700 people had passed through the local oximetry at home service, also known as the Virtual Ward. 40% of patients had been from Stockton. Members requested a broad outline of how the Virtual Ward worked. It was explained that someone who tested positive and was in a high-risk group (currently over 65, or younger, with a clinical condition that put them at risk), received a pack with a thermometer and pulse oximeter and were assisted to access an app. Twice a day the patient inputted readings, and a RAG rating was given. Anyone who was amber or red received a follow up, from the nursing team, to assist them. There were links into hospitals when people needed acute care.
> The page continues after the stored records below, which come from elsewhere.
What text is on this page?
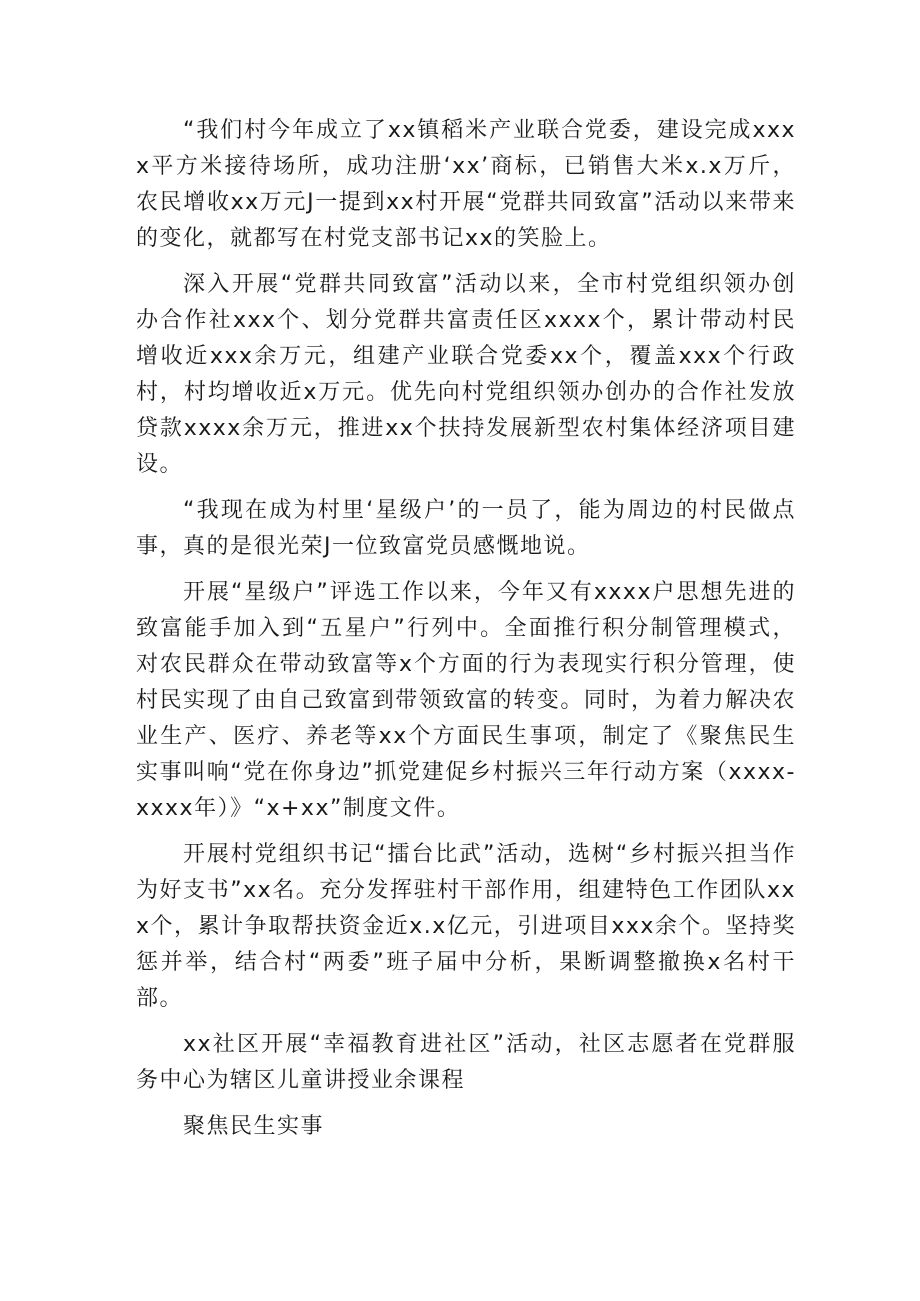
“我们村今年成立了xx镇稻米产业联合党委，建设完成xxxx平方米接待场所，成功注册‘xx’商标，已销售大米x.x万斤，农民增收xx万元J一提到xx村开展“党群共同致富”活动以来带来的变化，就都写在村党支部书记xx的笑脸上。

深入开展“党群共同致富”活动以来，全市村党组织领办创办合作社xxx个、划分党群共富责任区xxxx个，累计带动村民增收近xxx余万元，组建产业联合党委xx个，覆盖xxx个行政村，村均增收近x万元。优先向村党组织领办创办的合作社发放贷款xxxx余万元，推进xx个扶持发展新型农村集体经济项目建设。

“我现在成为村里‘星级户’的一员了，能为周边的村民做点事，真的是很光荣J一位致富党员感慨地说。

开展“星级户”评选工作以来，今年又有xxxx户思想先进的致富能手加入到“五星户”行列中。全面推行积分制管理模式，对农民群众在带动致富等x个方面的行为表现实行积分管理，使村民实现了由自己致富到带领致富的转变。同时，为着力解决农业生产、医疗、养老等xx个方面民生事项，制定了《聚焦民生实事叫响“党在你身边”抓党建促乡村振兴三年行动方案（xxxx-xxxx年）》“x+xx”制度文件。

开展村党组织书记“擂台比武”活动，选树“乡村振兴担当作为好支书”xx名。充分发挥驻村干部作用，组建特色工作团队xxx个，累计争取帮扶资金近x.x亿元，引进项目xxx余个。坚持奖惩并举，结合村“两委”班子届中分析，果断调整撤换x名村干部。

xx社区开展“幸福教育进社区”活动，社区志愿者在党群服务中心为辖区儿童讲授业余课程

聚焦民生实事
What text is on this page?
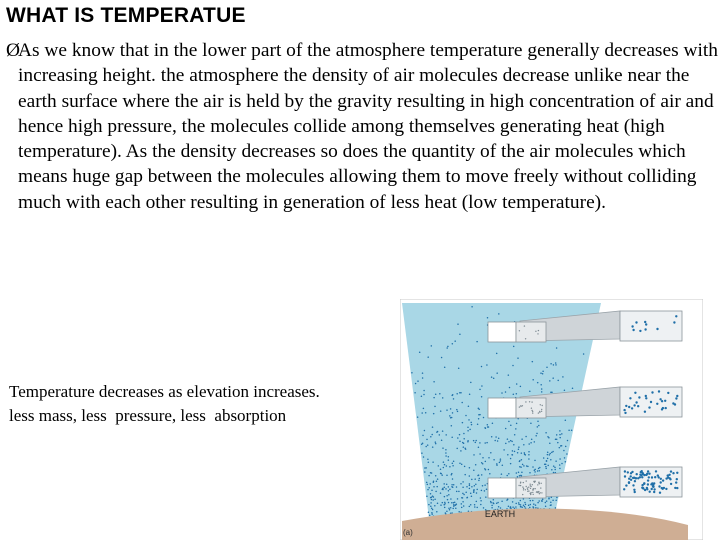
WHAT IS TEMPERATUE

ØAs we know that in the lower part of the atmosphere temperature generally decreases with increasing height. the atmosphere the density of air molecules decrease unlike near the earth surface where the air is held by the gravity resulting in high concentration of air and hence high pressure, the molecules collide among themselves generating heat (high temperature). As the density decreases so does the quantity of the air molecules which means huge gap between the molecules allowing them to move freely without colliding much with each other resulting in generation of less heat (low temperature).

Temperature decreases as elevation increases.
less mass, less  pressure, less  absorption
EARTH
(a)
The Virtual Ward was a very good model, that could be used for other issues, in the future. There had been excellent patient feedback.

Members received a brief update on some of the current Covid-19 related pressures at North Tees Hospital Trust e.g. 161 Covid-19 cases in the hospital and 17 cases in ITU. The Trust continued to roll out a vaccination programme.

The Board was reminded that the Trust had received three million pounds, in funding, to enhance its Emergency and Urgent care provision, for winter and Covid-19 use. This work was almost complete and was helping to ensure patients were getting to the right place, quickly.
Members noted the Board’s Forward Plan and members were asked to highlight if they had any items, they wished to have included.